Setting up a crisis triage center can be time-consuming.
Clovis assistant city manager Claire Burroughes told The New Mexican on Friday that local leaders expect it will take about 25 months to get the center off the ground.
Clovis, in partnership with Curry, Roosevelt, Quay, DeBaca and Union counties, as well as Portales and Fort Sumner, has purchased land on the city’s northwest side where the $10 million facility will be built.
Burroughes said a feasibility study recently showed demand for the center comes from across the community. That includes the population at Cannon Air Force Base.
‘They’ll be back [after a deployment]and some of them need mental health care,” she said.
Service members are typically far from home and may have to drive as far as El Paso to get help if they can’t find services locally, Burroughes added.

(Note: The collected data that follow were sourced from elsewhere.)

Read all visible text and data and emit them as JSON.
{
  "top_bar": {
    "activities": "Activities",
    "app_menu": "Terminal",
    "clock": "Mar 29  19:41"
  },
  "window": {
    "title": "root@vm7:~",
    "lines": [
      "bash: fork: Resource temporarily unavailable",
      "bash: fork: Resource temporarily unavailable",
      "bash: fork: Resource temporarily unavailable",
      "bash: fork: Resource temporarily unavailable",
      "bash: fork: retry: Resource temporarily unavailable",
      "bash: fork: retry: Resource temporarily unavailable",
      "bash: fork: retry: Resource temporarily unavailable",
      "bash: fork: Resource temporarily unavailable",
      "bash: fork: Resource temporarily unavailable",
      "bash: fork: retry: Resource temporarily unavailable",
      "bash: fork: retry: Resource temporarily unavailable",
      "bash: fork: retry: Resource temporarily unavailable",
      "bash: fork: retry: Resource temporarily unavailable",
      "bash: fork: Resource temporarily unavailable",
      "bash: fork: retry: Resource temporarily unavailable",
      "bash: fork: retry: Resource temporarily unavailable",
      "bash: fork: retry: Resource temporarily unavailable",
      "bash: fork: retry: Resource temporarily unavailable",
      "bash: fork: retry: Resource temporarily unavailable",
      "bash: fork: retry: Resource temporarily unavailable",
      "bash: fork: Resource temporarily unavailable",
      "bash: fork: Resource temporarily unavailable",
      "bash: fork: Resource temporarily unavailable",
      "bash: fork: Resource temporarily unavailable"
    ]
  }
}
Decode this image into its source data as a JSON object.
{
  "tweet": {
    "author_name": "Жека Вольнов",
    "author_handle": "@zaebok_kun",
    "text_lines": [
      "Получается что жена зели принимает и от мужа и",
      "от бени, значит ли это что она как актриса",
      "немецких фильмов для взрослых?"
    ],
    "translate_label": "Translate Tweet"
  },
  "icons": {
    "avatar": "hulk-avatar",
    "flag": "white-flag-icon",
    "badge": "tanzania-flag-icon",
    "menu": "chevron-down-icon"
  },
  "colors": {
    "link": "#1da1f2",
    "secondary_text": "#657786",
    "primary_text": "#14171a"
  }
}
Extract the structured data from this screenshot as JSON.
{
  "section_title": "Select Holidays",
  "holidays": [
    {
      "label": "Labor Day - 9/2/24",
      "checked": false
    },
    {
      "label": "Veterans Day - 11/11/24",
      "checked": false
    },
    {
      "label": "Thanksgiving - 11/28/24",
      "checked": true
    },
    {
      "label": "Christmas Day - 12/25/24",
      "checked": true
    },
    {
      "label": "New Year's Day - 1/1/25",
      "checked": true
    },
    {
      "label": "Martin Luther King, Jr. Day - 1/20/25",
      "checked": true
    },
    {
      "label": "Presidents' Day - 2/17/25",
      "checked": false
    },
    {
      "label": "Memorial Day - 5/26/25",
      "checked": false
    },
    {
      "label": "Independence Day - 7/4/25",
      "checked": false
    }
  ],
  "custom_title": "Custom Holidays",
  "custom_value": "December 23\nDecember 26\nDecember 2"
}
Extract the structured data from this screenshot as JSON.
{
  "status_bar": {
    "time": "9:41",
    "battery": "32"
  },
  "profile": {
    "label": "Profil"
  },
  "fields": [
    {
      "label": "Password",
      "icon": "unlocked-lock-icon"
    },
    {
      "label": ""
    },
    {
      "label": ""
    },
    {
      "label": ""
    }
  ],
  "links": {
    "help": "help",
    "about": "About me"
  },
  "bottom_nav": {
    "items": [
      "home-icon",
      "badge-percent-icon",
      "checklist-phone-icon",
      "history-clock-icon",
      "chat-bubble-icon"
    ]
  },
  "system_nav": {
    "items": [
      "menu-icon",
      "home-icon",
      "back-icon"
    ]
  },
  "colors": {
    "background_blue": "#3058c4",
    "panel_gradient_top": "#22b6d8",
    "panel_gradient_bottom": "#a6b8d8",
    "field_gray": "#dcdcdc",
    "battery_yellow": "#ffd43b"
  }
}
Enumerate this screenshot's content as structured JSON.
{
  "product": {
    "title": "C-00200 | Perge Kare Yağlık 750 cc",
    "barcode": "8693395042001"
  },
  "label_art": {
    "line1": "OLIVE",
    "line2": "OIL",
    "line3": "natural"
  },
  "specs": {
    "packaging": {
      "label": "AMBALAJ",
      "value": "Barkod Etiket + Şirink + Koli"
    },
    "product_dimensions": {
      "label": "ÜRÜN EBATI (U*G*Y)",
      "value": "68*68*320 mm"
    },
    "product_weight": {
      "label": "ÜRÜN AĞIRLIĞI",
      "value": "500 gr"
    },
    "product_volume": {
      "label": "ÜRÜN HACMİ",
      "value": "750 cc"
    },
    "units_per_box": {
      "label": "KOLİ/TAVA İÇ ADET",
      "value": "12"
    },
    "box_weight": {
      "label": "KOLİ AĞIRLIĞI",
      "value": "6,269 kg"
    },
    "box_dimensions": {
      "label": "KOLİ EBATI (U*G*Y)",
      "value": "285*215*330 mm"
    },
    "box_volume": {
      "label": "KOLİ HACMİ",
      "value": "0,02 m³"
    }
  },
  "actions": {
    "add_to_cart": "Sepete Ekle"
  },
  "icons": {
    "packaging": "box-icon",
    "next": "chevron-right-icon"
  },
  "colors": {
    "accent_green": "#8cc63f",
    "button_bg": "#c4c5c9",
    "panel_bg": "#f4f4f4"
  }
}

Boukas said state leaders see crisis triage centers as an important resource, especially for communities that may have few other resources. The Santa Fe Recovery Center is one of several providers in the state working to become a “Certified Community Behavioral Health Clinic,” a federally designated model that includes offering a comprehensive range of outpatient services.
“I think we recognize that not every community is going to have the ability to take on something like this [certified community behavioral health clinic]’, Boukas said. “…The biggest thing we really want to do as a state is make sure we build this as a system.”